National Weather Service United States Department of Commerce
Choctaw Indians initially occupied the area that is now Jackson, but the land was ceded to the United States on October 18, 1820 by the Treaty of Doaks Stand, negotiated by Andrew Jackson and Thomas Hinds. The area was originally called LeFleur’s Bluff, after the French trader Louis LeFleur, who established an Indian trading post in the early 1800s at what was to become downtown Jackson. The city was named for General Andrew Jackson and incorporated as a town by the State General Assembly on January 21, 1823.
The first known weather observations recorded at Jackson were taken on June 1, 1849 by female students of Mrs. Susan S. Oakley at the Oakland (Ladies) Institute. The observations were part of a Smithsonian Institution program. Weather observations from 1849 to 1931 were primarily taken by individual citizens as part of the Smithsonian, Army Medical Department, and Signal Service/Weather Bureau Cotton Region, Voluntary, and Cooperative Observing Programs, with the stations moving at relatively frequent intervals. Observations at Weather Bureau stations did not begin until 1931.

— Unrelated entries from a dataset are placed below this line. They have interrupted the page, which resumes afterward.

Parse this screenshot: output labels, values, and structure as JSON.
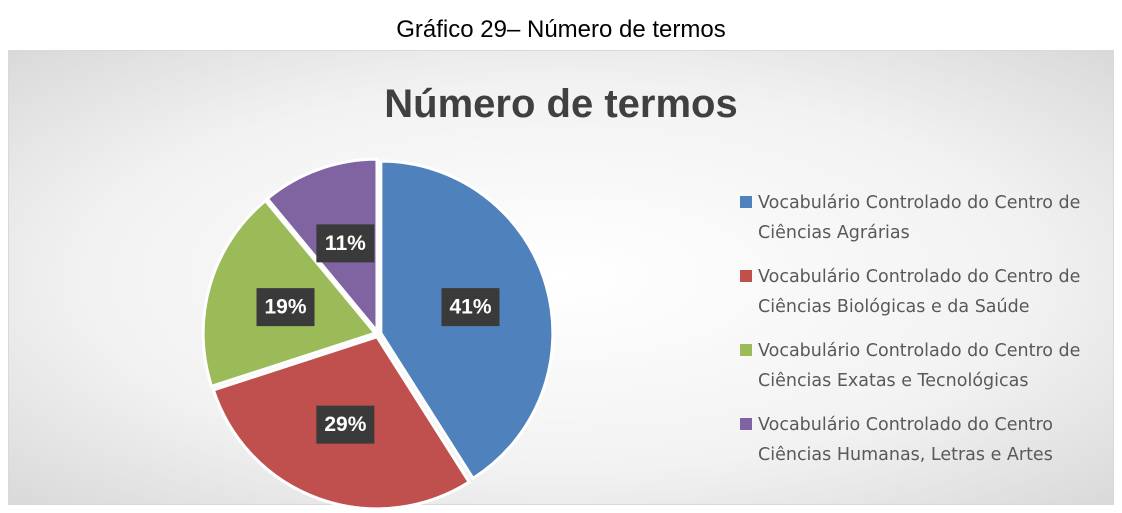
{
  "caption": "Gráfico 29– Número de termos",
  "chart_data": {
    "type": "pie",
    "title": "Número de termos",
    "categories": [
      "Vocabulário Controlado do Centro de Ciências Agrárias",
      "Vocabulário Controlado do Centro de Ciências Biológicas e da Saúde",
      "Vocabulário Controlado do Centro de Ciências Exatas e Tecnológicas",
      "Vocabulário Controlado do Centro Ciências Humanas, Letras e Artes"
    ],
    "values": [
      41,
      29,
      19,
      11
    ],
    "value_labels": [
      "41%",
      "29%",
      "19%",
      "11%"
    ],
    "colors": [
      "#4f81bd",
      "#c0504d",
      "#9bbb59",
      "#8064a2"
    ],
    "legend": "right"
  }
}
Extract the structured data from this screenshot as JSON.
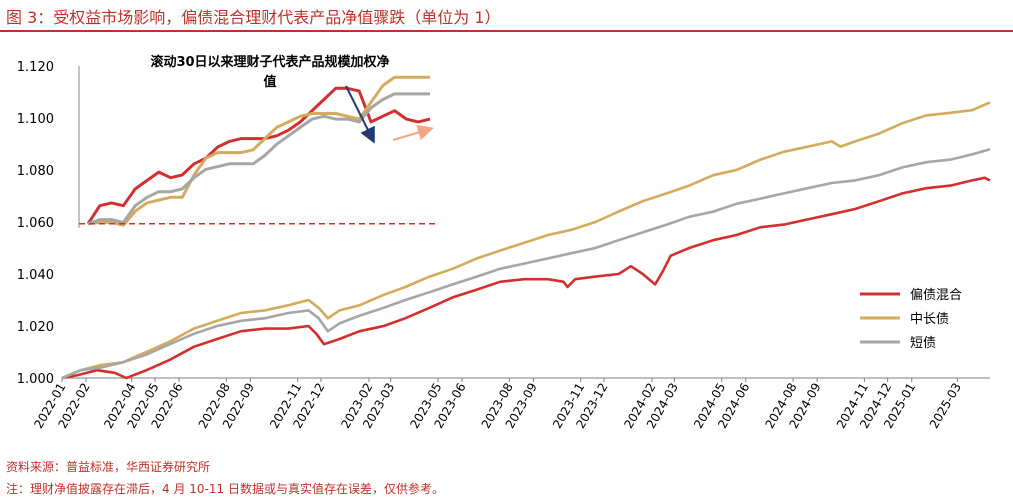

The first routine observations were taken at Hawkins Field beginning in 1931 when the Weather Bureau Airport Station was opened in Jackson. The Weather Bureau office was closed in June 1935 due to budget restrictions during the Depression era. During this time, aviation weather observations were taken at the airport by employees of the U.S. Department of Air Commerce (which later became the Commerce Department) and by cooperative observers. The Weather Bureau office reopened at Hawkins Field in Jackson in December. From the late 1930s into the 1950s, forecasts for Mississippi were issued from New Orleans, Louisiana while the Weather Bureau Airport Station in Jackson issued warnings for a smaller section of the state. On July 8, 1963, the Weather Bureau Office (WBO) was established in the terminal building of the Allen C. Thompson Field at the new Jackson Municipal Airport.
During the 1960s, forecasts for south Mississippi continued to be made from the forecast office in New Orleans, while forecasts for north Mississippi were made in Memphis, Tennessee. The Weather Bureau Airport Station at Jackson continued to take observations at Hawkins field while the Weather Bureau Office at Thompson Field issued local warnings and forecasts for the local area adapted from forecasts from New Orleans.
In July 1970, the name of the Weather Bureau was changed to the National Weather Service. The Jackson office became a Weather Service Office (WSO) and continued to issue local warnings and adaptive forecasts.
On April 1, 1972, the office in Jackson was charged with forecasting for much of the state of Mississippi and the name was changed to the National Weather Service Forecast Office (WSFO).

To provide more efficient warnings after the implementation of the new Doppler radar network, National Weather Service Forecast Offices were assigned responsibility for counties and parishes depending on radar coverage and distance and were designated as Warnings and Forecast Offices (WFO). For the first time, Jackson was assigned responsibility for counties and parishes outside of the state of Mississippi and became WFO Jackson. Areas transferred to the Jackson WFO office forecast area on April 4, 1995 included nine parishes in northeast Louisiana and two counties in southeast Arkansas, as well as most of the counties previously assigned to the former office of WSO Meridian and one from the former office of WSO Tupelo.  

Much of this history is comprised of information from research done by Mr. Murray W. Smith, prepared in 1949 and Gary Grice, prepared on 2006.